Local geologists and building historians then set to work to identify villages and structures that represented standing examples of all the stones used. BGS then mapped and recorded the sources of every stone, using historic Ordnance Survey maps and other archives.
The information is all available on BGS's English Building Stone Pits (EBSPits) website, together with details of the scarcity of each stone, the extent of unworked sources and details of potential substitutes.
Graham Lott is the latest in a long line of BGS building stone enthusiasts. He welcomed the project as an opportunity for BGS to make the most of its existing records and knew that the final product would be crucial for meeting the growing demand for help with historic building repairs. In fact it turned out to be an even richer resource than he had expected.
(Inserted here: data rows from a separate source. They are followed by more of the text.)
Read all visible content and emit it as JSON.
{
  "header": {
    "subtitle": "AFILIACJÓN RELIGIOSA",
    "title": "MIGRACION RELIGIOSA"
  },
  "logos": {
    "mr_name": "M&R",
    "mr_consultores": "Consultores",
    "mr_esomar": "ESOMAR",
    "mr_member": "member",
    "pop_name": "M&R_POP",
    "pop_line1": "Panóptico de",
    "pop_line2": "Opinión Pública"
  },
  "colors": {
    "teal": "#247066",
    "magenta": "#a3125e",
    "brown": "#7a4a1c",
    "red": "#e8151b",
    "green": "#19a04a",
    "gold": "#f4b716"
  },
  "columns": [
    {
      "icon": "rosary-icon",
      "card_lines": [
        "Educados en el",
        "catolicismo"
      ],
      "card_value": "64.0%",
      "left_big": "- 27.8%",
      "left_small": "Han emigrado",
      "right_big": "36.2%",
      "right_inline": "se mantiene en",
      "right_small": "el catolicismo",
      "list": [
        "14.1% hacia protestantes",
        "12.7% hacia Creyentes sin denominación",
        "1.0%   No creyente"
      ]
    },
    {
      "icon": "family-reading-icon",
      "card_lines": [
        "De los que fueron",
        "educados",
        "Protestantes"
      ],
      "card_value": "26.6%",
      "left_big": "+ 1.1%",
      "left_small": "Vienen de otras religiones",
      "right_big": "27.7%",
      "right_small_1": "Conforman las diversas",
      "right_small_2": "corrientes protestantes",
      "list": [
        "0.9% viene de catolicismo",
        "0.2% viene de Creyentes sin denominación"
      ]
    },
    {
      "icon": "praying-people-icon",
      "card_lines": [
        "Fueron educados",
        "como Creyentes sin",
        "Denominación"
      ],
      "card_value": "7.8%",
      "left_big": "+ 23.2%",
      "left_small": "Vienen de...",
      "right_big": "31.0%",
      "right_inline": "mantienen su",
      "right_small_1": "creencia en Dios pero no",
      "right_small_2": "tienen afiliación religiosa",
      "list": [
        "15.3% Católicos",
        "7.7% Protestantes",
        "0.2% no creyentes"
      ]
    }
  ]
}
Church Farm, Kenley, Shropshire.
'So many more stone types had been used than people realised, says Lott. 'Shropshire in particular was a real eye-opener; the project turned up loads of small quarries that had served really small areas – some were used for just one or two farms. The geology there is very complicated and lots of stone types outcrop at or near the surface.'
There is still work to do, but for the 34 counties covered so far Lott and Henry are confident they have identified most of the sites that operated as a building stone quarry.
Hits on EBSPits are increasing, as are requests for help identifying stones for historic building repair, on every scale from the redevelopment of St Pancras to local churches.
Local authorities have the evidence they need to protect historic quarry sites, and architects and conservators can identify likely sources of the stone they need – and not just for repairs.
'This work is really important for new build too,' says Henry. 'Finding the right match is crucial for the extension of historic buildings and for new buildings in architecturally sensitive areas.'
So far the survey won't tell home-owners what their house is made of, but the painstaking work means England's historic towns and landscapes have a much better chance of being sensitively developed and enjoyed without losing their local colour.